According to the ATF letter from back in 2011, marijuana users are also prohibited from:
- Possessing firearms or ammunition
So anyone in Ohio who is applying to purchase a gun from a licensed dealer must sign a form attesting her or she is not “an unlawful user of, or addicted to, marijuana or any depressant, stimulant, narcotic drug, or any other controlled substance.”
Under federal law, lying on the form is a felony punishable by up to 10 years in prison. Even Joe Eaton, southwest spokesman for the Buckeye Firearms Association says they are confused at this point,
““There is definitely a conflict between the state laws and the federal laws,”
Some Ohio law enforcement officials are also unsure at this point how to enforce these situations as of the moment, and are depending on their prosecutors to provide more clarification through the conflict with state and federal law.
Will Marijuana Users Go Molon Labe?
For those unfamiliar with the term, molon labe is Greek for “come and take [them]”. This declaration has been repeated by many generals and politicians to express an army’s or nation’s determination not to surrender. The motto ΜΟΛΩΝ ΛΑΒΕ is on the emblem of the I Army Corps of Greece and the Second Infantry Division of Cyprus, and is also the motto of United States Special Operations Command Central (SOCCENT). The expression “Come and take it” was a slogan in the Texas Revolution.
It is also a popular choice of words for many 2nd Amendment advocates.
The question becomes, how will the hardcore 2nd Amendment supporters react to this ruling against medical marijuana and guns? Some actually believe this may actually inspire the National Rifle Association (NRA) to become pro-medical marijuana at the federal level. Will this kind of shift in support turn the tide?

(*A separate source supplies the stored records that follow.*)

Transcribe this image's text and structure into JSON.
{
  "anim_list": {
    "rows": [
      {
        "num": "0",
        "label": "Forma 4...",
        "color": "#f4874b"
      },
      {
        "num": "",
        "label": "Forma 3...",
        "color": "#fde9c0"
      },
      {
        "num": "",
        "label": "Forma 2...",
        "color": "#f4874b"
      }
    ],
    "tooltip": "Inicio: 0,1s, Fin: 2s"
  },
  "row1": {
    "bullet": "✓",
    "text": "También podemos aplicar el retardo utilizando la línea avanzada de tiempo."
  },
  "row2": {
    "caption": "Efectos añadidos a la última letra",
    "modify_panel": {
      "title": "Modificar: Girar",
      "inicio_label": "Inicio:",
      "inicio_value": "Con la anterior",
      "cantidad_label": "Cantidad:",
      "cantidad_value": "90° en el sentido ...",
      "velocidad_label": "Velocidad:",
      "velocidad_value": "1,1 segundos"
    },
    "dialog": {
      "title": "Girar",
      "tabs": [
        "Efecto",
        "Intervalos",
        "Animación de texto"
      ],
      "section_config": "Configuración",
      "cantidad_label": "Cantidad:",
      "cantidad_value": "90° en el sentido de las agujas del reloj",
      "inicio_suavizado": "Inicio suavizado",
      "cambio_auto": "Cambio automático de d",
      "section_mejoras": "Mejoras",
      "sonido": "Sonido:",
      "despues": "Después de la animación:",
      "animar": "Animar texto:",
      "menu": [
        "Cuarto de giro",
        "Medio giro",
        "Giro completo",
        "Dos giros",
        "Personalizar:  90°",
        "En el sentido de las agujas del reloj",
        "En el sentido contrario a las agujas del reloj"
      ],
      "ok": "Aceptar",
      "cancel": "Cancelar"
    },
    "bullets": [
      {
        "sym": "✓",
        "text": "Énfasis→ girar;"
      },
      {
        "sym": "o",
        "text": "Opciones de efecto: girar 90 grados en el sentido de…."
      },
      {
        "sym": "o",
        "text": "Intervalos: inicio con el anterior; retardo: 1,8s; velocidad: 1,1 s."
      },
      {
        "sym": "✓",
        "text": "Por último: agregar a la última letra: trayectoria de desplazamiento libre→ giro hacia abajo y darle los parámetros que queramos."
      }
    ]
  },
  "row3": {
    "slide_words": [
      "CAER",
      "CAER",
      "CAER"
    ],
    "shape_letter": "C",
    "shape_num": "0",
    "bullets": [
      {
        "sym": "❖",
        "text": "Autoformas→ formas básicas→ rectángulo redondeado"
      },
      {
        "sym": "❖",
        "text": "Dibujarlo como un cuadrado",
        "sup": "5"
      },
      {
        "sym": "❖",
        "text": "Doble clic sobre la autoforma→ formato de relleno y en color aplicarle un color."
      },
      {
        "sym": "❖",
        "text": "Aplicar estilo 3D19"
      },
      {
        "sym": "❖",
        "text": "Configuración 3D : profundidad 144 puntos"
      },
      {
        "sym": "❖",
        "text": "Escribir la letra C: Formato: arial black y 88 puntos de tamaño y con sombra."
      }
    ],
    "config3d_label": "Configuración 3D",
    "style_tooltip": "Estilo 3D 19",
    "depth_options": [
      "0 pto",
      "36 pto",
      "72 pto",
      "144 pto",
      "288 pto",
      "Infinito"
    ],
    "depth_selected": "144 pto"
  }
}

Will avid gun owners come out in strong opposition to taking away guns from medical marijuana patients, or will they agree that drug use should disqualify them from owning or possessing weapons and ammunition?
How should authorities proceed? Is this a safe political sit rep or another war of opinions waiting to happen?
Treating Marijuana Abuse
Whether or not you support gun ownership of medical marijuana patients, we should all be able to get behind having treatment resources for anyone who struggles with substance abuse.
Marijuana, much like any other substance, can be abused and have an adverse impact on the overall quality of life for many people. No matter what the legal status of any drug, it can still have a negative impact on people who grapple with substance use disorder. We know this all too well, as plenty of prescription medications helped create the opioid crisis in America.